First of all, each Jiva has lived an innumerable number of lives, so even if you lived an unhappy life and got moksha, doesn't mean you've never lived a happy life before. Since each Jiva has lived an infinite amount of lives before, we can presume that it has lived at least one happy human life before:
Bhagavad Gita 2.12 - There never was a time when I did not exist, nor you, nor any of these kings of men.
2.13 - Just as the soul inhabiting a body (you) passes through childhood, youth and old age, so too after death it passes into another body.
Secondly, every human life has suffering. Some humans suffer more than others according to their karma, but that is just one human life. Moreovoer, Earth is a karma-bhumi (a place of works) and not a place of enjoyment. Here, we have to work 8 hours a day, pay taxes, do chores, etc. Enjoyment is limited and hard earned. Swarga, Gandharva loka, etc. on the other hand, are places of actual material enjoyment:
Vedavya's Yoga Bhashya (Vedavyasa's commentary on Patanjali's Yoga Sutras) - The inhabitants of the Mahendra (Maha Indra's loka, aka Swarga) are the six divine beings...all these have an irresistible will and are endued with the eight siddhis [mystic powers] such as being lighter than air [levitation, flying, etc.] and the rest.
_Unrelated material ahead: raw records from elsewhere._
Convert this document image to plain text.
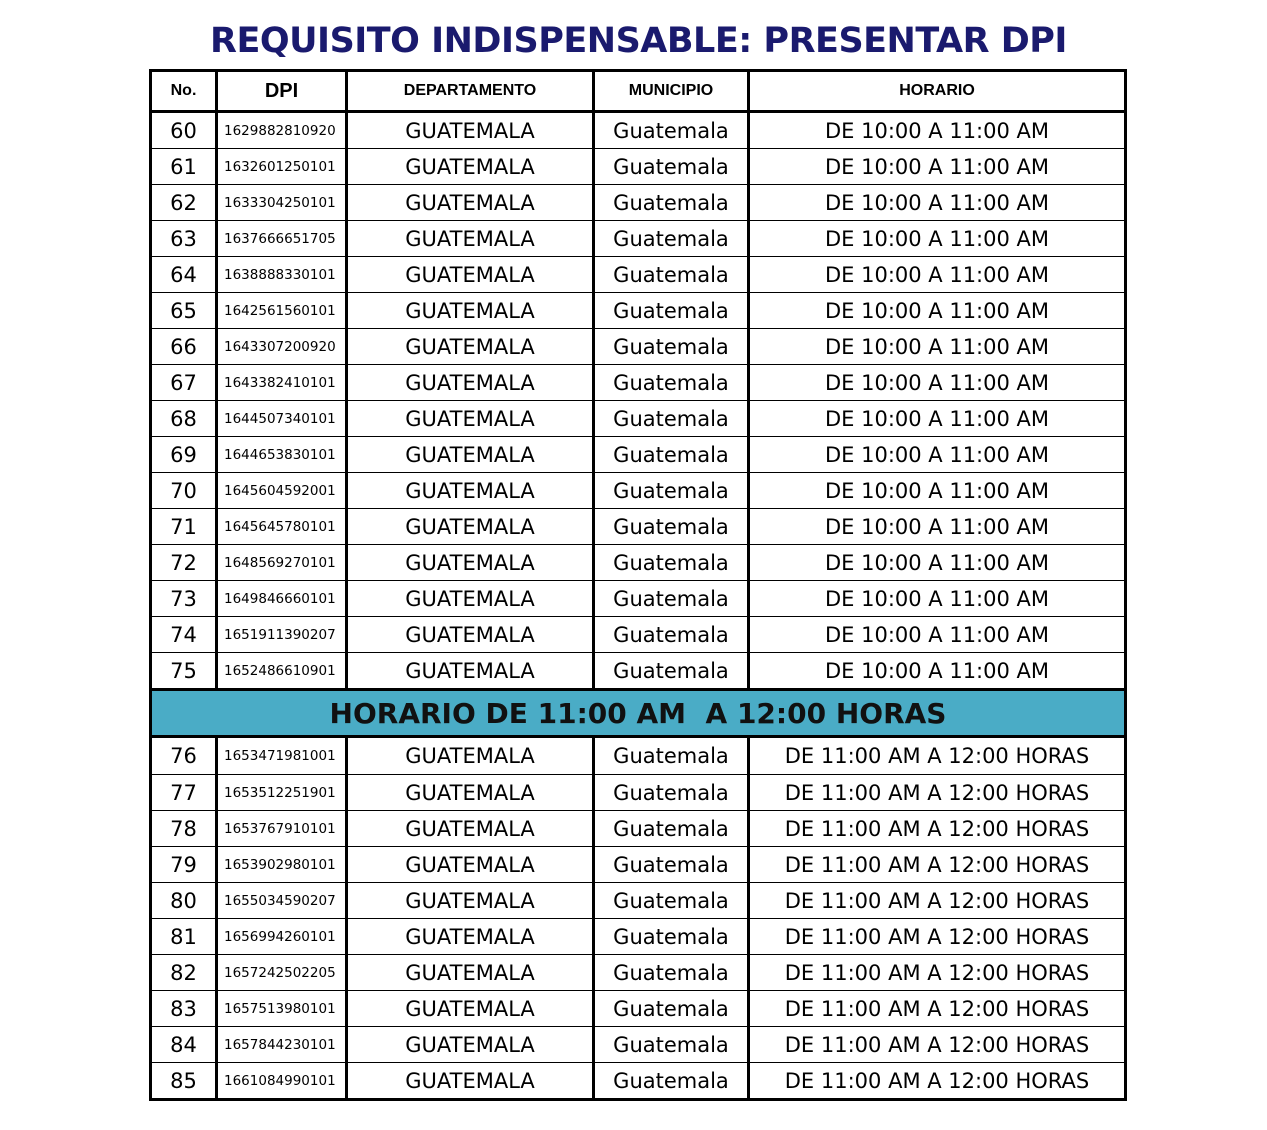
REQUISITO INDISPENSABLE: PRESENTAR DPI
No.	DPI	DEPARTAMENTO	MUNICIPIO	HORARIO
60	1629882810920	GUATEMALA	Guatemala	DE 10:00 A 11:00 AM
61	1632601250101	GUATEMALA	Guatemala	DE 10:00 A 11:00 AM
62	1633304250101	GUATEMALA	Guatemala	DE 10:00 A 11:00 AM
63	1637666651705	GUATEMALA	Guatemala	DE 10:00 A 11:00 AM
64	1638888330101	GUATEMALA	Guatemala	DE 10:00 A 11:00 AM
65	1642561560101	GUATEMALA	Guatemala	DE 10:00 A 11:00 AM
66	1643307200920	GUATEMALA	Guatemala	DE 10:00 A 11:00 AM
67	1643382410101	GUATEMALA	Guatemala	DE 10:00 A 11:00 AM
68	1644507340101	GUATEMALA	Guatemala	DE 10:00 A 11:00 AM
69	1644653830101	GUATEMALA	Guatemala	DE 10:00 A 11:00 AM
70	1645604592001	GUATEMALA	Guatemala	DE 10:00 A 11:00 AM
71	1645645780101	GUATEMALA	Guatemala	DE 10:00 A 11:00 AM
72	1648569270101	GUATEMALA	Guatemala	DE 10:00 A 11:00 AM
73	1649846660101	GUATEMALA	Guatemala	DE 10:00 A 11:00 AM
74	1651911390207	GUATEMALA	Guatemala	DE 10:00 A 11:00 AM
75	1652486610901	GUATEMALA	Guatemala	DE 10:00 A 11:00 AM
HORARIO DE 11:00 AM  A 12:00 HORAS
76	1653471981001	GUATEMALA	Guatemala	DE 11:00 AM A 12:00 HORAS
77	1653512251901	GUATEMALA	Guatemala	DE 11:00 AM A 12:00 HORAS
78	1653767910101	GUATEMALA	Guatemala	DE 11:00 AM A 12:00 HORAS
79	1653902980101	GUATEMALA	Guatemala	DE 11:00 AM A 12:00 HORAS
80	1655034590207	GUATEMALA	Guatemala	DE 11:00 AM A 12:00 HORAS
81	1656994260101	GUATEMALA	Guatemala	DE 11:00 AM A 12:00 HORAS
82	1657242502205	GUATEMALA	Guatemala	DE 11:00 AM A 12:00 HORAS
83	1657513980101	GUATEMALA	Guatemala	DE 11:00 AM A 12:00 HORAS
84	1657844230101	GUATEMALA	Guatemala	DE 11:00 AM A 12:00 HORAS
85	1661084990101	GUATEMALA	Guatemala	DE 11:00 AM A 12:00 HORAS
Their life span extends to a kalpa. They rejoice in sexuality and are endowed with bodies born without sexual intercourse. They have loving Apsaras for their wives.
Thirdly, it doesn't matter, because all these pleasures are temporary and the person falls back to Earth:
Chhandogya Upanishad - And as here on earth, whatever has been acquired by exertion, perishes, so perishes whatever is acquired for the next world by sacrifices and other good actions performed on earth.
But to answer your question, the answer is yes, after moksha, you experience all human joys:
Chhandogya Upanishad - But those who depart from here [those who get moksha], after having discovered the Self and those true desires [who reached Brahman], for them there is freedom in all the worlds.
What is that freedom? It is described next:
'And he who desires the world of song and music, by his mere will song
and music come to him, and having obtained the world of song and
music, he is happy. 'And he who desires the world of women, by his
mere will women come to receive him, and having obtained the world of
women, he is happy.'Whatever object he is attached to, whatever object
he desires, by his mere will it comes to him, and having obtained it,
he is happy.
But this is all trivial, because in the state of moksha, you experience brahmAnanda:
(Taitt. Up. II, 1, 1) - He reaches all objects of desire, together with the all-knowing Brahman.